Expression of dendritic cells in ovarian tumors correlates with clinical outcome in patients with ovarian cancer

Dendritic cells (DCs) are the most potent antigen-presenting cells and are thought to reflect the interaction between the host immune system and tumor cells. In a retrospective study, we analyzed the presence of DCs and memory lymphocytes in tumor biopsy specimens of 18 patients with ovarian cancer. These patients were followed up for 10 to 37 months. Within this period, 9 patients had no evidence of disease (NED, group A), and 9 patients had recurrence (group B).

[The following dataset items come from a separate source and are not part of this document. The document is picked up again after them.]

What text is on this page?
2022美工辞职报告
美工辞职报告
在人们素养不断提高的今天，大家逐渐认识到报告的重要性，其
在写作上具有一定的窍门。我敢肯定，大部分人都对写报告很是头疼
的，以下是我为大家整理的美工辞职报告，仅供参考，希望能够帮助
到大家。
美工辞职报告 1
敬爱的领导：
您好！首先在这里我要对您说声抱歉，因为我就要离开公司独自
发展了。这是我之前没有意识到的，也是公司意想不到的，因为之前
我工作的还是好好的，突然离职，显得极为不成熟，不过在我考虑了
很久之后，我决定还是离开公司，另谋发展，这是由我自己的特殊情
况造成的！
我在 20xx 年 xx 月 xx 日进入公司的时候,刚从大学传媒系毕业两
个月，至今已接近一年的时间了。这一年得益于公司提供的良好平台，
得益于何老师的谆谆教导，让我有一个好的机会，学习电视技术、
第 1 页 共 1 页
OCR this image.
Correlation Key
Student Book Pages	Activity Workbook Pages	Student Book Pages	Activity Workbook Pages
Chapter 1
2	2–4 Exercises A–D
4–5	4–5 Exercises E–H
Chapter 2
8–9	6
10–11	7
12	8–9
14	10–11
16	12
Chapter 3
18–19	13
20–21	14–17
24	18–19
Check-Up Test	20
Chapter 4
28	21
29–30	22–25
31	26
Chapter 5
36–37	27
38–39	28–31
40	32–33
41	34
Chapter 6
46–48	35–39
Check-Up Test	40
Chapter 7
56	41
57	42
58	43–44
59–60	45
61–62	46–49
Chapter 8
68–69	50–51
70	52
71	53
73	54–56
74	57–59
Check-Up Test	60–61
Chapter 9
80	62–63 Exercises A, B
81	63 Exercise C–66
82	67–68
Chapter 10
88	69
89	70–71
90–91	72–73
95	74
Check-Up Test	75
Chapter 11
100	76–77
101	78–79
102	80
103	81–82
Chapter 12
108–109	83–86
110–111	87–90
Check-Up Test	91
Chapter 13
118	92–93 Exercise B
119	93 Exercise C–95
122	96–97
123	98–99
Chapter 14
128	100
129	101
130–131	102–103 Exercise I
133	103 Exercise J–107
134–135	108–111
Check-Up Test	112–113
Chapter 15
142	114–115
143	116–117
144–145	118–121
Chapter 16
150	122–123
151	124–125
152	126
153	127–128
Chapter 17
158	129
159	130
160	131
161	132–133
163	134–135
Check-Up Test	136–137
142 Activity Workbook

In group A, 5 cases were stage III, 1 was stage I, and 1 was stage II. In group B, 5 cases were stage III, 1 was stage III-IV, and 3 were stage IV. Our results show that the mean number of cells expressing the DC phenotype, HLA-DR⁺ CD1a⁺, in tumor biopsies was substantially higher in group A than in group B (HLA-DR⁺: 37.8 ± 18.2 ν 10.7 ± 2.2, respectively; P < .005; CD1a⁺: 9.5 ± 11.3 ν 2.1 ± 3.7). On the other hand, the number of cells expressing the DC phenotype S-100 protein was substantially lower in group A than in group B (S-100⁺: 9.7 ± 9.9 ν 16.2 ± 12.7), although the difference was not statistically significant. There was no difference in the number of tumor-infiltrating CD45RO⁺ cells between groups A and B (CD45RO⁺: 39.1 ± 28.5 ν 34.2 ± 19.1). Our results show that the presence of relatively high numbers of defined DC subpopulations may have prognostic value in ovarian tumors.